Official title: Impact of Folate Administration on One-Year Mortality in Patients With Infection-Associated Acute Kidney Injury: An Open-Label Randomised Controlled Study
Key Details
Gender
All
Age Range
18 Years - Any
Study Type
INTERVENTIONAL
Enrollment
382
Start Date
2026-04-01
Completion Date
2029-03-31
Last Updated
2026-01-29
Healthy Volunteers
No
Conditions
Interventions
Folic Acid 5 MG
Oral folic acid 5 mg once daily for 90 days, administered as standard tablets (or via nasogastric tube if oral intake is not possible).

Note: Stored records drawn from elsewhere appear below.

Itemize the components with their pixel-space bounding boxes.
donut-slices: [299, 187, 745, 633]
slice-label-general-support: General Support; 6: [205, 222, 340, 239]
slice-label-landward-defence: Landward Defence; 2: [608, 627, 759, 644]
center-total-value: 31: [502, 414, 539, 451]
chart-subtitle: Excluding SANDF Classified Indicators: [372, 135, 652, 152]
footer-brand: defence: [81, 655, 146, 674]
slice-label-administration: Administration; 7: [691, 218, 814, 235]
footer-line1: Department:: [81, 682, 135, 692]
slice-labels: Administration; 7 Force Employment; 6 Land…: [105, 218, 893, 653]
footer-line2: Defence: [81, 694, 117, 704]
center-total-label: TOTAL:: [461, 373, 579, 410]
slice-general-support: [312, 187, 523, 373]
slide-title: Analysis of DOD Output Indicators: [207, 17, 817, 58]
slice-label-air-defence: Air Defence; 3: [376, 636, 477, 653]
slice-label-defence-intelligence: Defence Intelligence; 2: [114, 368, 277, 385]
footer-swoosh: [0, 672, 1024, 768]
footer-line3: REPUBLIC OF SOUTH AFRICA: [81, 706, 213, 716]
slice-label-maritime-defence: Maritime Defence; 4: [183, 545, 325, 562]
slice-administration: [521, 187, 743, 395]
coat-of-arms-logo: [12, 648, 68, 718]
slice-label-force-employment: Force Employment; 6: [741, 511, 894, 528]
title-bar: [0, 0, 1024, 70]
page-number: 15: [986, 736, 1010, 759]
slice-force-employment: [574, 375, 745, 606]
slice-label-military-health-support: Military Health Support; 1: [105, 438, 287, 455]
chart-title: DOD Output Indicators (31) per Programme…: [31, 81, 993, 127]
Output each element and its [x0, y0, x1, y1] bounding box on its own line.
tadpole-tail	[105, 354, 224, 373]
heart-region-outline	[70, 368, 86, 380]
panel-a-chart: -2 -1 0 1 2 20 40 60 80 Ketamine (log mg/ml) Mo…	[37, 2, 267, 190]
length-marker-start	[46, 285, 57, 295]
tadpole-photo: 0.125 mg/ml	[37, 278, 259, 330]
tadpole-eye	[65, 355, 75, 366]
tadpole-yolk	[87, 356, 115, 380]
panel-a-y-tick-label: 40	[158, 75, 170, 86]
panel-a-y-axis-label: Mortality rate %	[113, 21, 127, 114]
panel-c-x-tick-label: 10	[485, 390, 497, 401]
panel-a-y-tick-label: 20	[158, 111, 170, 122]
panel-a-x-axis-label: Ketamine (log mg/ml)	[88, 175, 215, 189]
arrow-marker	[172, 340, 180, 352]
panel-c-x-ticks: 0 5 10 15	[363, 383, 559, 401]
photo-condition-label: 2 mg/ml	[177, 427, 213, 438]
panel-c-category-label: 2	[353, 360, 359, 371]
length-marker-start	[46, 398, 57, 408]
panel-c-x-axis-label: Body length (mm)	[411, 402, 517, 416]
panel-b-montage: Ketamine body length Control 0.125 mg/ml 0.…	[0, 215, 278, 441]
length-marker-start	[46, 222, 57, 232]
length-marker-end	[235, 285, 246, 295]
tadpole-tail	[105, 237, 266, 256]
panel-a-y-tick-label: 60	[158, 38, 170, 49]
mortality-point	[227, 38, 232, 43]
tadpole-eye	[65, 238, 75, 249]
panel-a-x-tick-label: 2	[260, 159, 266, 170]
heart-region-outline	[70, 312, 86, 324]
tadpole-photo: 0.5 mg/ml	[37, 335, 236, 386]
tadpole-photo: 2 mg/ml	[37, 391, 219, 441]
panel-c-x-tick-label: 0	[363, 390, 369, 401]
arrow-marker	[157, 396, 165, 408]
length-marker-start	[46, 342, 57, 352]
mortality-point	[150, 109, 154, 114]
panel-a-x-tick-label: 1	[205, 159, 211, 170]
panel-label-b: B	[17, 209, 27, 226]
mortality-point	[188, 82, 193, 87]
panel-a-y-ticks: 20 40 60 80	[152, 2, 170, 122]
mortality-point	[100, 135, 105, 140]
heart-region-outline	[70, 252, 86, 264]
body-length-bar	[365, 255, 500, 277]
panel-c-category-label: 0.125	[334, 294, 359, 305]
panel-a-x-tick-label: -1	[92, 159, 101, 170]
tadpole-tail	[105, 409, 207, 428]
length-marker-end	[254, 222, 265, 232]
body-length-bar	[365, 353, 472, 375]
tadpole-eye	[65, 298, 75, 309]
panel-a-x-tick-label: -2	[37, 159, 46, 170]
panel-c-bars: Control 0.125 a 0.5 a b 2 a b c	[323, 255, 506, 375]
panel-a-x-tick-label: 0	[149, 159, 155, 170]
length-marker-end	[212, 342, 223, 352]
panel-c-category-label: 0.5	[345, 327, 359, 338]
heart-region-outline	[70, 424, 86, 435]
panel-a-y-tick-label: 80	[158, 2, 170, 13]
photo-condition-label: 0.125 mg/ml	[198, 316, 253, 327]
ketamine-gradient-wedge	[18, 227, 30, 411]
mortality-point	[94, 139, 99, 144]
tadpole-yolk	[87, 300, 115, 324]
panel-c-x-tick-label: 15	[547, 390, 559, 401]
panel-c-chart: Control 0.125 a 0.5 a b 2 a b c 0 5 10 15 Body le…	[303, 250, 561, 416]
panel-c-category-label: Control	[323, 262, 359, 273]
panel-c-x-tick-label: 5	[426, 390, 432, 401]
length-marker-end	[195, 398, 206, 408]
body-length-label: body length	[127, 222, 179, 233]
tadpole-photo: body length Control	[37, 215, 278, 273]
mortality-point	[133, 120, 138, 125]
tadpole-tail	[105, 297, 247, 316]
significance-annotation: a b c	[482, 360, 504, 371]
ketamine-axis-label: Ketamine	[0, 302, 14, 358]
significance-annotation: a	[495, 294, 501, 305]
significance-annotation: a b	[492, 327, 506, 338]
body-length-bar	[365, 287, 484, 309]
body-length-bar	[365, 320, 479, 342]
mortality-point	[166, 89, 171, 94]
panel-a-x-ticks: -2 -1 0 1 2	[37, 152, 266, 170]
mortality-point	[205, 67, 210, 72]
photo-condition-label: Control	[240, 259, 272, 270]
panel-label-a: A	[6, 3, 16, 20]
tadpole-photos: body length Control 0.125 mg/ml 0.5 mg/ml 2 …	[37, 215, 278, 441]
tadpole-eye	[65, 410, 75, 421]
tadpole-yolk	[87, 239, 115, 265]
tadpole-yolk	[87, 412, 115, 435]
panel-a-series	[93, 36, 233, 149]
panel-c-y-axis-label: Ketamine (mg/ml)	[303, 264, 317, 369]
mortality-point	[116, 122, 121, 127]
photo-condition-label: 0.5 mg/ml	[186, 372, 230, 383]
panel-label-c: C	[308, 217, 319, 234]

Treatment is initiated immediately after randomization and diagnosis of infection-associated acute kidney injury (AKI per KDIGO criteria) and is given in addition to standard supportive AKI care. This low-dose regimen is selected based on preclinical evidence of oxidative stress reduction and Nrf2 activation in rat ischemia-reperfusion AKI models at low doses, and retrospective human data showing potential mortality benefit in infection-related AKI at similar oral doses (typically 5 mg daily). Duration of 90 days targets both acute recovery and early prevention of progression to chronic kidney disease (CKD). This differs from high-dose folic acid models (e.g., 250 mg/kg) used experimentally to induce AKI via crystal nephropathy, and from folate interventions in CKD or other populations.